UK government launches plan to ease charge limit on pension fund investments

A fee limit protecting UK retirement savers from high fees is set to be relaxed further amid proposals to get pension funds to invest billions of pounds in unlisted investments like capital investment.
On Tuesday, the government will announce its intention to exclude from the cap on corporate pension fees âwell-designedâ performance fees, typically levied by private equity and venture capital managers, according to the details of the proposal seen. by the Financial Times.
These fees are currently included in an annual cap of 0.75 percent on fees for self-enrolled workers in occupational pension plans known as defined contribution plans. But trustees are rarely invested in assets that charge such fees due to concerns ranging from cost transparency to volatility.
The government should say it is committed to removing barriers to investment in all asset classes that could bring benefits to retirement savers, according to an official briefed on the proposal.
Ministers said this year that reforms are needed to allow directors to invest in so-called illiquid industries, those in which it is harder and more expensive to buy and sell assets. Performance fees levied by private equity and venture capital funds are generally charged when a manager exceeds a set performance target, but they can be very volatile.
The consultation comes at a time when Chancellor Rishi Sunak is looking for ways to tap billions of pounds in pension funds to invest in long-term projects to help deliver Prime Minister Boris Johnson’s pledge to to spread economic growth across the UK.
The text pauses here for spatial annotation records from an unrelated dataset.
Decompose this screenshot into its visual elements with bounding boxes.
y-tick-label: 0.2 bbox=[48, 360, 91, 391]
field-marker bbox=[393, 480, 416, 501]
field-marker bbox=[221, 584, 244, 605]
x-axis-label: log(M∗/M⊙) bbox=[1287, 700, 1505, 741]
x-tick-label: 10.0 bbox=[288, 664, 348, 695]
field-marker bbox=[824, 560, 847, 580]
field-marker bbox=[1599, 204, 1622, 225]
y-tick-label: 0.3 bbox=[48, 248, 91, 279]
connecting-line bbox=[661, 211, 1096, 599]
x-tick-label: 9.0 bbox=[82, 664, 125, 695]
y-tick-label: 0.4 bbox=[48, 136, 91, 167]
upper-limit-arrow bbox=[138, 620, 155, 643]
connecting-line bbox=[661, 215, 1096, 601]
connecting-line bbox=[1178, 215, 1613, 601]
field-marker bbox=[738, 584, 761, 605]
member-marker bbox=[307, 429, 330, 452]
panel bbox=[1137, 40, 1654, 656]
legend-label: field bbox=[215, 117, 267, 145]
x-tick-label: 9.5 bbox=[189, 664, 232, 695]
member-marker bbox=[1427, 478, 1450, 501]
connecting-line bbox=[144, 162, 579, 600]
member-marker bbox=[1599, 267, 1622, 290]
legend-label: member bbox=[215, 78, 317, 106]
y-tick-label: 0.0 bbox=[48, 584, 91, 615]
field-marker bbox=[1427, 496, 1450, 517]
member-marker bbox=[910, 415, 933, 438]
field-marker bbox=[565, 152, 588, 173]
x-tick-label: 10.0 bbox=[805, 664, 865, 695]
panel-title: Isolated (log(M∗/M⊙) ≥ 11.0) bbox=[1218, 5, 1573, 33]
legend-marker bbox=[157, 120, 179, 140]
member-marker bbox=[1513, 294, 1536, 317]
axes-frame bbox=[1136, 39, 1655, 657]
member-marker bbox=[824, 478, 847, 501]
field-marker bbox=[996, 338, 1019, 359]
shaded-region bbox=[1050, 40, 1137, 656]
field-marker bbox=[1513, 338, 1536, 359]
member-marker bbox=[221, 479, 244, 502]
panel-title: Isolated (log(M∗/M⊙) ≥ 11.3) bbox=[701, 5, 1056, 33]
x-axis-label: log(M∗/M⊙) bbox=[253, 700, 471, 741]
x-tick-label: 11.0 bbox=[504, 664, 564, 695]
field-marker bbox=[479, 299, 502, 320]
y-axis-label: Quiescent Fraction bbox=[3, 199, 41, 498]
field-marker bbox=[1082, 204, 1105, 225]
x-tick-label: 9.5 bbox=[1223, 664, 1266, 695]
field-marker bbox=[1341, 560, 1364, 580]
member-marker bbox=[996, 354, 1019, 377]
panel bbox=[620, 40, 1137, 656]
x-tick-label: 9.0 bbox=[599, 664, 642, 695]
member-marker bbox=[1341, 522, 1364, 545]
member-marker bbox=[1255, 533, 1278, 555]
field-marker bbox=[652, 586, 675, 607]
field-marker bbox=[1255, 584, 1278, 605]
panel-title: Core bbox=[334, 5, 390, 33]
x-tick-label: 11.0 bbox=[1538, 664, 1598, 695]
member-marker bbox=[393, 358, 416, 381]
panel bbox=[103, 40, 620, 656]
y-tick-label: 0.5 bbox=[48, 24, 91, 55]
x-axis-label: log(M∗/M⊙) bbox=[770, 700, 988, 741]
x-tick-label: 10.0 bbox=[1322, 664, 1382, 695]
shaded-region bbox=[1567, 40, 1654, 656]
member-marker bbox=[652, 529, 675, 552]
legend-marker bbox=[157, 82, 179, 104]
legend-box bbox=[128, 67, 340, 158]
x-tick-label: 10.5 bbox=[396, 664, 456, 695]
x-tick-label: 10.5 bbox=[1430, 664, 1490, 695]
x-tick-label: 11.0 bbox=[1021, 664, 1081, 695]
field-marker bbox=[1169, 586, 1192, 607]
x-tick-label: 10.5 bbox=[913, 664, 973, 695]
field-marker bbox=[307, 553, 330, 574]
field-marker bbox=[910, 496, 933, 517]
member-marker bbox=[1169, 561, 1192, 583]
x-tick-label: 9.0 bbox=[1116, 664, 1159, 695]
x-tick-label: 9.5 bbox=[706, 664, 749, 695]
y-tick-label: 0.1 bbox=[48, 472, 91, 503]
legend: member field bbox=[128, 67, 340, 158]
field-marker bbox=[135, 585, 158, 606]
Certain unlisted assets, such as infrastructure and private credit, are accessible without paying outperformance fees. But while venture capital and other forms of private equity tend to pay off and are seen as more difficult to access than more liquid investments like stocks, they are also seen to offer potential higher gross returns.
âInvesting in asset classes such as green infrastructure, private equity and venture capital fits well with DC’s long-term horizons. [defined contribution] plans, âsaid Guy Opperman, Minister of Pensions, in a statement to the FT.
âSuch investments have the potential to provide better returns to members as part of a balanced portfolio and help maintain jobs, our communities and the environment,â said Opperman. “We propose to increase the flexibility for directors to access a range of assets while ensuring that members are protected against foreclosure charges.”
The move comes after the government this year moved to give trustees more flexibility on how they account for performance fees in the fee cap in a bid to stimulate investment in illiquid assets.
Mick McAteer, co-founder of the Financial Inclusion Center and former board member of the Financial Conduct Authority, said the move was “unnecessary and counterproductive”.
âIt will undermine the value of retirement savings by allowing an already inefficient industry to simply extract more value,â McAteer said.
âThe government should keep the pressure on the charges. But he seems to have once again bowed to pressure from the industry lobby. We see a pattern here. Not a good sign. “
A spokesperson for the British Private Equity and Venture Capital Association lobby group said he supported “removing deferred interest and well-designed performance fees from the cap” because the high fees in the industry “should be justified by strong long-term performance “.
Buyout groups charge up to 2% per annum in management fees and additionally take 20% of profits above a set threshold, far exceeding the current cap of 0.75%.
The government consultation ends on January 18 of next year.